NORWICH — During the common council meeting on Tuesday, February 15, City of Norwich Mayor Brian Doliver proclaimed the day to be Carol A. Franklin Day in the City of Norwich, to thank her for her many years of service to the community.
"Carol Franklin has served as the Democratic Commissioner for the Chenango County Board of Elections since September 23, 1991, prior to which she served as clerk from October 14, 1983, in that same office," Doliver read.
"Mrs. Franklin has served this community with perseverance and commitment, not only in her position as commissioner, but as a volunteer on the Chenango County Democratic Committee since the mid 1970s, serving as first and second Vice Chair as a member of the Democratic Women’s Club, for which she served as an officer."
Franklin recently retired from her position as Democratic Commissioner for the Chenango County Board of Directors, sparking Doliver to recognize her efforts.

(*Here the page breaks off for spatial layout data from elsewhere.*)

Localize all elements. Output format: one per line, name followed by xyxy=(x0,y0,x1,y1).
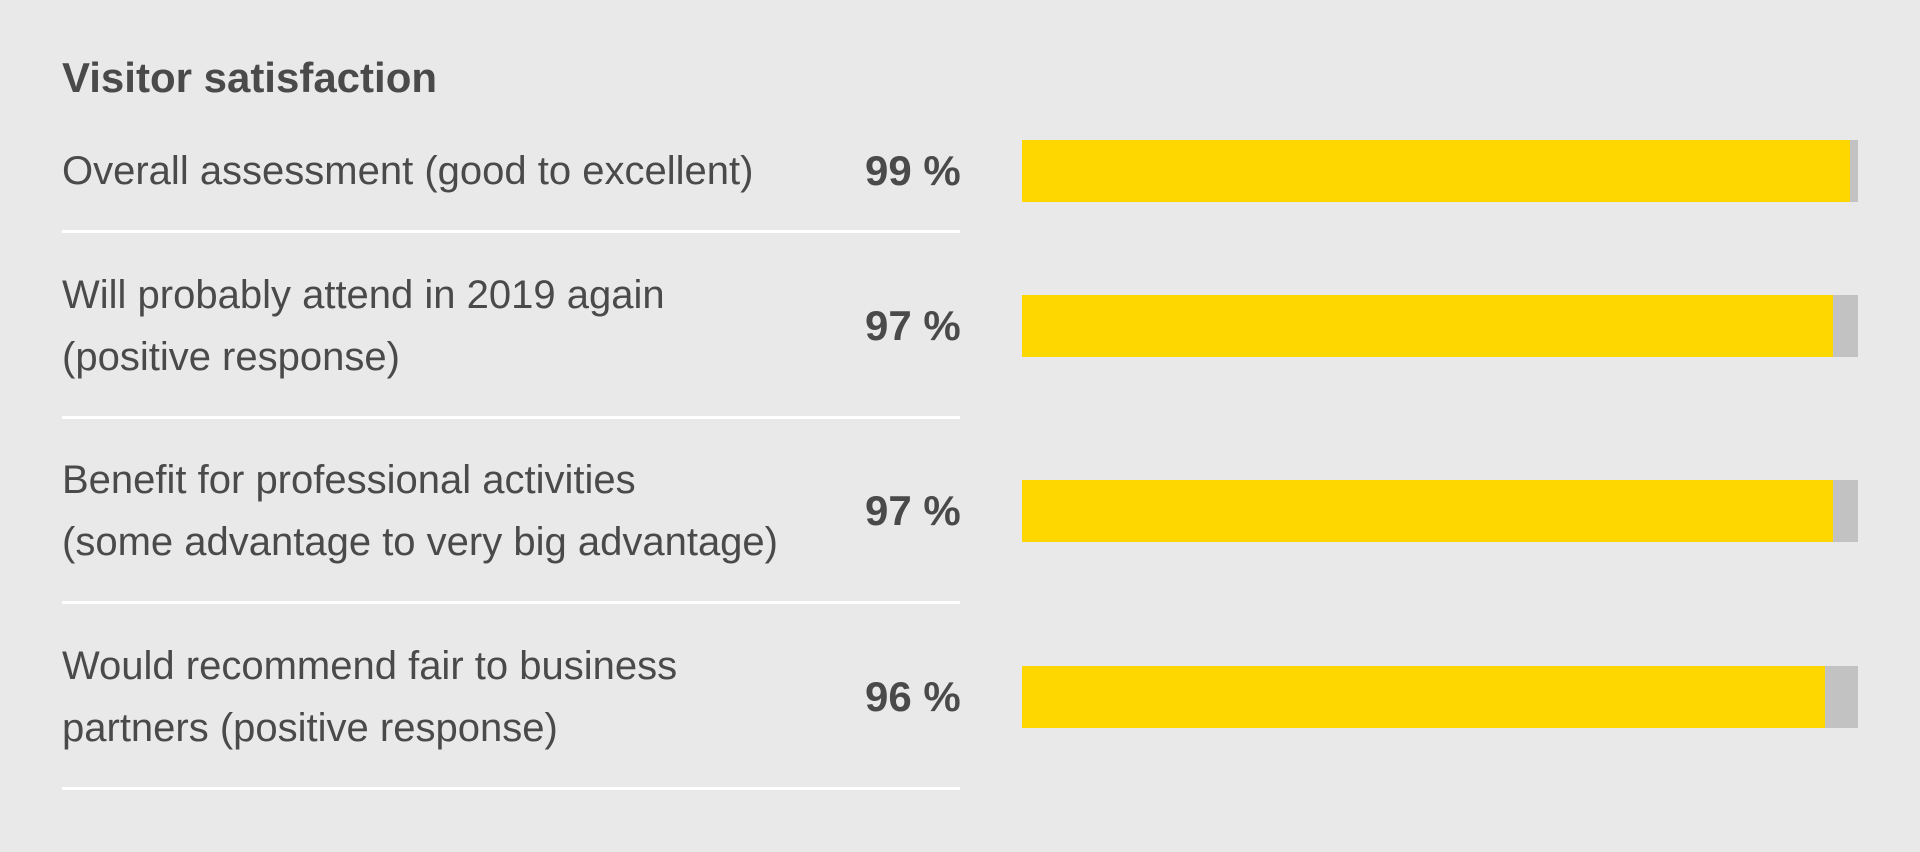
category-label-4-line-1: Would recommend fair to business xyxy=(62,644,678,688)
bar-track-3 xyxy=(1022,480,1858,542)
bar-4 xyxy=(1022,666,1825,728)
category-label-1-line-1: Overall assessment (good to excellent) xyxy=(62,149,754,193)
value-label-4: 96 % xyxy=(865,673,961,720)
row-divider-4 xyxy=(62,787,960,790)
category-label-4: Would recommend fair to business partner… xyxy=(62,635,677,759)
value-label-3: 97 % xyxy=(865,487,961,534)
category-label-3-line-1: Benefit for professional activities xyxy=(62,458,636,502)
bar-2 xyxy=(1022,295,1833,357)
value-label-2: 97 % xyxy=(865,302,961,349)
row-divider-3 xyxy=(62,601,960,604)
value-label-1: 99 % xyxy=(865,147,961,194)
category-label-3-line-2: (some advantage to very big advantage) xyxy=(62,520,778,564)
bar-3 xyxy=(1022,480,1833,542)
bar-track-1 xyxy=(1022,140,1858,202)
chart-title: Visitor satisfaction xyxy=(62,54,438,101)
row-divider-1 xyxy=(62,230,960,233)
category-label-3: Benefit for professional activities (som… xyxy=(62,449,778,573)
bar-track-2 xyxy=(1022,295,1858,357)
row-divider-2 xyxy=(62,416,960,419)
category-label-2: Will probably attend in 2019 again (posi… xyxy=(62,264,665,388)
category-label-2-line-2: (positive response) xyxy=(62,335,400,379)
category-label-4-line-2: partners (positive response) xyxy=(62,706,558,750)
bar-1 xyxy=(1022,140,1850,202)
category-label-1: Overall assessment (good to excellent) xyxy=(62,140,753,202)
bar-track-4 xyxy=(1022,666,1858,728)
category-label-2-line-1: Will probably attend in 2019 again xyxy=(62,273,665,317)
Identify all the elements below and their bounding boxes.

This marks the second mayoral proclamation made by Doliver since the start of his term in January, although it is the first to honor an individual.
"I, Brian Doliver, Mayor of the City of Norwich, New York, do hereby proclaim February 15, 2022, as Carol A. Franklin Day in the City of Norwich, and extend to Mrs. Franklin a world of thanks for her dedicated service on behalf of the city, and best wishes for a long and happy retirement," said Doliver.
Several loved ones of Franklin came to the meeting to show their support and recognition, and a copy of the proclamation was presented to her by the mayor.
A statement of support for election workers was also read by Doliver following the proclamation.
"Kind of coinciding with this, we have a statement supporting election workers, election year 2022," he said. "We, the mayor and the common council of the City of Norwich, value, support, and defend election worker’s integrity and commitment. We thank them for their dedicated service to our communities and our nation."
The statement spoke to the hard work and integrity of election workers, and also expressed that the city's elected officials strive to protect them, as well as local elections.
"Year after year our election workers spend long hours planning, preparing for, and running our elections. It’s their job to ensure the election process complies with the voting laws, that all those who are eligible and register can vote, and that their votes are counted officially, completely, and accurately," Doliver read. "We strongly condemn threats or violence against these public servants. We will do everything we can to protect them and the integrity of our elections."